The LADY model provides a modification compared to the TRAMP model by using a larger region of the rat probasin promoter to drive the SV40 large T antigen expression without small t antigen. Thereby a panel of less aggressive tumor lines, collectively referred to as LADY, was generated to study cancer-preventing factors and synergistic effects of different oncogenes [42, 49–51, 53].

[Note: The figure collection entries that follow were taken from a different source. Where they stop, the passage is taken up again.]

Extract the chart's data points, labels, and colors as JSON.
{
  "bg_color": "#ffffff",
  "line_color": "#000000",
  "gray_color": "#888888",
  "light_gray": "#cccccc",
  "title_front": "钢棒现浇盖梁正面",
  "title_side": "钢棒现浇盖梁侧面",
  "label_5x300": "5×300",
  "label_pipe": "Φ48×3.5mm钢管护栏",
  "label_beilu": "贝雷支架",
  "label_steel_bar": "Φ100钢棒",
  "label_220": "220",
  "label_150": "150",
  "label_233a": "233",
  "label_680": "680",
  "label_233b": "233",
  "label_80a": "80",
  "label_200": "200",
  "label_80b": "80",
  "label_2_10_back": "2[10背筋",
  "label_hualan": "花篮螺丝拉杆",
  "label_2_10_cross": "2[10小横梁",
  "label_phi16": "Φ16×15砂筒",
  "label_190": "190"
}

A number of transgenic mouse models have since been generated to study signal transduction pathways involved in prostate carcinogenesis and progression in humans. Overexpression of the transcription factor MYC is prevalent in early prostate cancer [56], overexpression of which immortalizes primary prostate cells, induces PIN in normal prostate tissue, and stimulates growth of both early stage and CRPC [57, 58]. Mouse models of prostate cancer based on c-Myc have been reviewed [42, 49–52, 59].

The most frequently mutated single genes in primary prostate cancers are SPOP, TP53, FOXA1, and PTEN [60]. In a recent analysis of 333 primary prostate carcinomas, 15% harbored homozygous deletions spanning the PTEN locus [61]. The homozygotic knockout of Pten is lethal in mouse embryos, while heterozygotic knockout results in a spectrum of prostate phenotypes that, combined with other genetic lesions, such as p27^Kip1-/- or Nkx3.1^-/- mice, result in the progression to PIN and invasive prostate cancer [49]. The health problems associated with Pten knockout mice and the value of this genetic background in the study of additional genes and pathways in prostate cancer have encouraged the development of several conditional Pten knockout mouse models [42, 49–53, 59].